Sebastian Vettel will retire from Formula 1 at the end of the 2022 season, with the four-time world champion calling time on his 15-year F1 career.

The German driver, who currently races for Aston Martin, cited his family as one of the central reasons behind his decision as well as the stresses and strains of maintaining a full-time career at motor racing’s top level.

He said: “My passion for racing and Formula 1 comes with a lot of time spent away from them and takes a lot of energy. Committing to my passion the way I did, and the way I think that is right, does no longer go side by side with my wish to be a great father and husband.

“But today is not about saying goodbye. Rather, it is about saying thank you – to everyone – not least to the fans, without whose passionate support Formula 1 could not exist.”

Vettel added: “Being a racing driver has never been my sole identity. I very much believe in identity by who we are and how we treat others.” 

The German went on to reinforce his faith in the Aston Martin team, stating that “although the results had not been as good as we had hoped, it is very clear to me that everything is being put together that a team needs to race at the very highest level for years to come”.

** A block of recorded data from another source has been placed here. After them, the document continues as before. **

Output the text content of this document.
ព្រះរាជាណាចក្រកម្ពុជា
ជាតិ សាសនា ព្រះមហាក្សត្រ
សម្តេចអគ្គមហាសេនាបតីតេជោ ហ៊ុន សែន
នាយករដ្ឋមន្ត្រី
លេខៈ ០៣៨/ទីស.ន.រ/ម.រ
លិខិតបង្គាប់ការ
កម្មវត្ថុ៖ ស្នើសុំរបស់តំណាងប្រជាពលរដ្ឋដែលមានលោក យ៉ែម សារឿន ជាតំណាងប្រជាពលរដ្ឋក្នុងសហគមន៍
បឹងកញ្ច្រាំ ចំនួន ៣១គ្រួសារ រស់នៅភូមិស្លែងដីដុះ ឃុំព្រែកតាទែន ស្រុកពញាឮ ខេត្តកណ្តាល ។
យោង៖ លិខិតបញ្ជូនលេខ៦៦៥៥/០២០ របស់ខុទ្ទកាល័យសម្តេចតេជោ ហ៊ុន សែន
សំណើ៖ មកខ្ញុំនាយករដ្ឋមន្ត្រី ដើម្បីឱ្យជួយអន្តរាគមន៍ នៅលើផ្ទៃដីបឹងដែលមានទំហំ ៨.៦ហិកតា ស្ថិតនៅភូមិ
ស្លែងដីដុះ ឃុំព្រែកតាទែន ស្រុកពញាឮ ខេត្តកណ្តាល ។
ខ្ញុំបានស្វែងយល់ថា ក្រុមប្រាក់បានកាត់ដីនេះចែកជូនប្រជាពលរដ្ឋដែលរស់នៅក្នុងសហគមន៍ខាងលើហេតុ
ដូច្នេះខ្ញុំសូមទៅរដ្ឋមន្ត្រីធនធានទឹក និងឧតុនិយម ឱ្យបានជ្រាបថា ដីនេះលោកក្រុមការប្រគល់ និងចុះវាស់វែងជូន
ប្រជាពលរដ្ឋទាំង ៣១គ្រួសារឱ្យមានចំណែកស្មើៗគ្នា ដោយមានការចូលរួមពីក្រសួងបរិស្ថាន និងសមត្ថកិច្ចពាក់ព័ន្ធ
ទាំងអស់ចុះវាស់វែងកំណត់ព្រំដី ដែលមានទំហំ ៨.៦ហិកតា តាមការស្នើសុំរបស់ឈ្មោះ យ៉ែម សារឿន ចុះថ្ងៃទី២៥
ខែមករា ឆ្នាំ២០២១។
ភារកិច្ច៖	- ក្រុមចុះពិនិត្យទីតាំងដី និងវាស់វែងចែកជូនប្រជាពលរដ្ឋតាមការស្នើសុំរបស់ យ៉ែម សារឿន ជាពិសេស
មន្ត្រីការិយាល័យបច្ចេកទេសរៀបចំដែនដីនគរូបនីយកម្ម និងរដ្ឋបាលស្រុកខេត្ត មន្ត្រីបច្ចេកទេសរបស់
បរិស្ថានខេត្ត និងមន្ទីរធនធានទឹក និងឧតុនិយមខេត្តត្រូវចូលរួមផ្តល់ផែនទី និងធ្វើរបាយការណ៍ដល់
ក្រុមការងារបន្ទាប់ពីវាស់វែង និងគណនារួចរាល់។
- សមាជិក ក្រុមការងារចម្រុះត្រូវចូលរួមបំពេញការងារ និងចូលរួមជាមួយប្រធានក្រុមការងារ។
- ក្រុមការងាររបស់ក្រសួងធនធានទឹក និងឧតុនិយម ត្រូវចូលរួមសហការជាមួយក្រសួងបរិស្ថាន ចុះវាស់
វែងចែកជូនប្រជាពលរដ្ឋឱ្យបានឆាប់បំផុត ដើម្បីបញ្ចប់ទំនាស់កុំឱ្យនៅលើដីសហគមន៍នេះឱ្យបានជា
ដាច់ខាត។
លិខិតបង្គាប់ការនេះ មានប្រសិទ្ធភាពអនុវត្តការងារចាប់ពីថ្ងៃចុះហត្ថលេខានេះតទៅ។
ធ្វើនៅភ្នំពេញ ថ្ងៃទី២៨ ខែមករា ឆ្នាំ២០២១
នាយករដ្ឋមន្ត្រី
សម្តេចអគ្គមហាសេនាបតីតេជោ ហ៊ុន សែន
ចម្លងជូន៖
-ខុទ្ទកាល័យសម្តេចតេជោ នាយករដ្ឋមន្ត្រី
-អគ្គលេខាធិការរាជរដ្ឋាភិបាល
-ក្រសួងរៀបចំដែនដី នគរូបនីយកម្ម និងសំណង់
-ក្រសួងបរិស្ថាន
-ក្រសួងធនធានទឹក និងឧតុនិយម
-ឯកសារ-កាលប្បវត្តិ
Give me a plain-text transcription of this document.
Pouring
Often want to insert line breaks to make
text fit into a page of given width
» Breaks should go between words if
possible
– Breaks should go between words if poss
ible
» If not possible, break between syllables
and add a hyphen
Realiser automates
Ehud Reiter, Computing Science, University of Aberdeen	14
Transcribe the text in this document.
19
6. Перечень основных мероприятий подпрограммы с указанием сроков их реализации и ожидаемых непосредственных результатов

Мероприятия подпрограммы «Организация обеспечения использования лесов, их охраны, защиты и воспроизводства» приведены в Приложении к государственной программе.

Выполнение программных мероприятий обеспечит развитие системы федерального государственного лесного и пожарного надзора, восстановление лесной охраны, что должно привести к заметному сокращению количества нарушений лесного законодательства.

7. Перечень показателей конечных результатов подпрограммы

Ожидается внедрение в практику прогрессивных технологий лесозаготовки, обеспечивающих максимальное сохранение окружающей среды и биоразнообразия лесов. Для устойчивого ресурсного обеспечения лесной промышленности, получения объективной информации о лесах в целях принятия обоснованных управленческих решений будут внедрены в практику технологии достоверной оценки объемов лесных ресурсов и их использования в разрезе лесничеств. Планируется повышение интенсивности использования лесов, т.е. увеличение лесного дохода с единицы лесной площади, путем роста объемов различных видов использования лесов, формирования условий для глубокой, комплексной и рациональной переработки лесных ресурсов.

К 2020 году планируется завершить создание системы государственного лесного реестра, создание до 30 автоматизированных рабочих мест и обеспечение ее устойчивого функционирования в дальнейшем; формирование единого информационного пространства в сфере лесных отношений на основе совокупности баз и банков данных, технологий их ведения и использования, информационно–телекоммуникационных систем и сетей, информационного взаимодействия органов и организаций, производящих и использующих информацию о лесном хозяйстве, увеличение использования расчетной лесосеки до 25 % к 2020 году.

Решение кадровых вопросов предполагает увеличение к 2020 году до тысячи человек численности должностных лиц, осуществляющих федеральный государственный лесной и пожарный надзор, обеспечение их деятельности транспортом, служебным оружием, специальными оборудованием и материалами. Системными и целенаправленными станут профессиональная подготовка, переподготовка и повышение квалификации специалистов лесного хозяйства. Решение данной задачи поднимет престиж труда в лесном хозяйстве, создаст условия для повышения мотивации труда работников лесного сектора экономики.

Lawrence Stroll, Aston Martin chairman, said: “He is one of the all-time greats of Formula 1 and it has been a privilege to have been able to work with him.”

Vettel made his debut with BMW Sauber at the 2007 US Grand Prix. During his 25-race stint with Toro Rosso, he became the youngest F1 pole sitter and (then) winner at the 2008 Italian Grand Prix. 

After signing for Red Bull and winning four consecutive world titles, from 2010 to 2013, Vettel moved to Ferrari for 2015. In a varied stint with the Scuderia, the German claimed 14 victories but missed out on the world title twice, in 2017 and 2018. 

Vettel is currently in his second season with Aston Martin, having claimed the team’s first podium at last year’s Azerbaijan Grand Prix. 

It is currently unknown who is likely to replace Vettel, whose time in F1 has yielded 53 wins, 122 podiums, 57 pole positions, 38 fastest laps and four straight championships.